If your are hosting a public mailing list, you might want to offer a mailing list archive, that is accessible through the WWW and has all the postings available for immediate access. We were in the midst of developing a tool that does this for you when we came accross a brilliant tool named “MHonArc”. We installed it, tested it, and deleted all attempts of writing something like that ourselves immediately.

We strongly recommend looking at MHonArc, if you want to offer a WWW archive of your mailing lists. You can find more information about MHonArc at the following location: ‘http://www.oac.uci.edu/indiv/ehood/mhonarc.html’

The installation of the tool itself is very easy. Once you have MHonArc running, just enable the archiving feature in Petidomo and feed the archives into MHonArc. That’s it.

5.5  Verifying the address lists

Petidomo tries its best to make sure that only syntactically correct addresses are subscribed to mailing lists, and if you stick to the correct mail interface, there’s very little chance, an incorrect address will make it into the list file.

Sometimes, it is necessary to edit these files manually, though, or Petidomo’s address validation algorithm fails.

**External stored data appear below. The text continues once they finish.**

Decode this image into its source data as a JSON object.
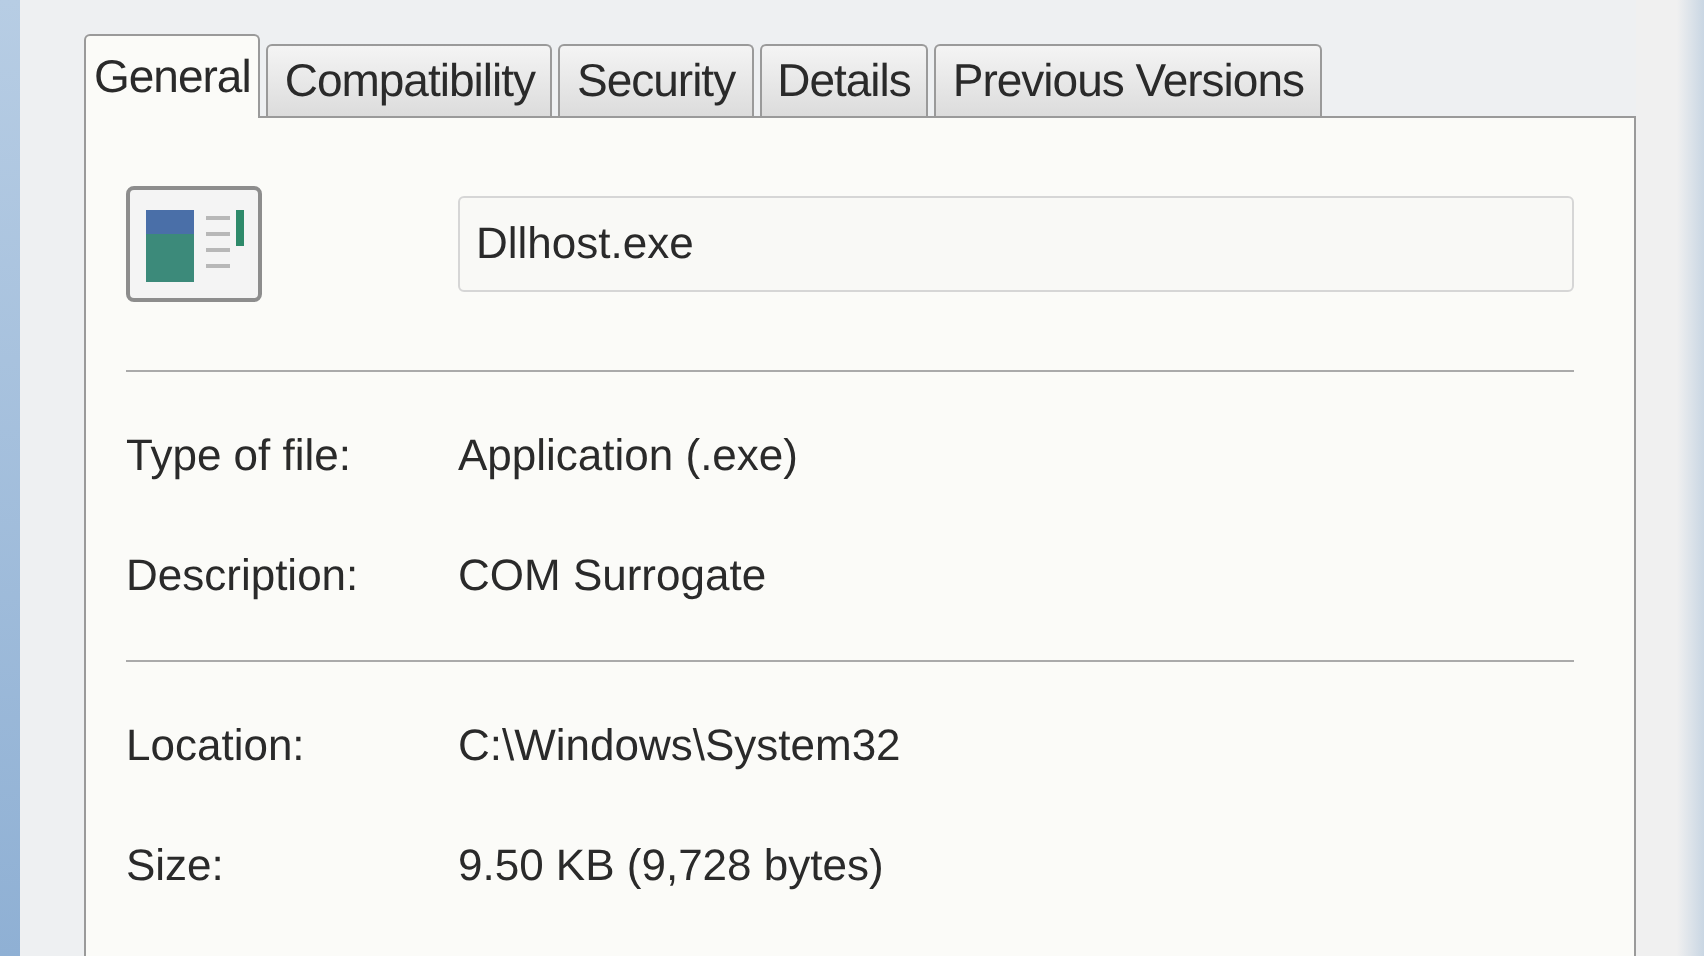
{
  "tabs": [
    {
      "label": "General",
      "selected": true
    },
    {
      "label": "Compatibility",
      "selected": false
    },
    {
      "label": "Security",
      "selected": false
    },
    {
      "label": "Details",
      "selected": false
    },
    {
      "label": "Previous Versions",
      "selected": false
    }
  ],
  "file_name": {
    "value": "Dllhost.exe"
  },
  "groups": [
    [
      {
        "label": "Type of file:",
        "value": "Application (.exe)"
      },
      {
        "label": "Description:",
        "value": "COM Surrogate"
      }
    ],
    [
      {
        "label": "Location:",
        "value": "C:\\Windows\\System32"
      },
      {
        "label": "Size:",
        "value": "9.50 KB (9,728 bytes)"
      }
    ]
  ]
}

Once you have an incorrect address in your list file, sendmail will abort with an error, without trying to deliver the mail at all.

To clarify, this does not happen when an address is not reachable, this happens only when you subscribe something like hey@this@is@wrong..... Once you suspect that your address list has been corrupted, there’s an easy way to find out, which addresses are wrong. Simply use sendmail’s address verification mode like this:

 $ xargs <list sendmail -bv | sed -e ’/deliverable/d’  
 > @bogus.address.here... user address required

This call will find all incorrect address and notify you. The ’sed’ call will filter out all correct addresses for your convenience.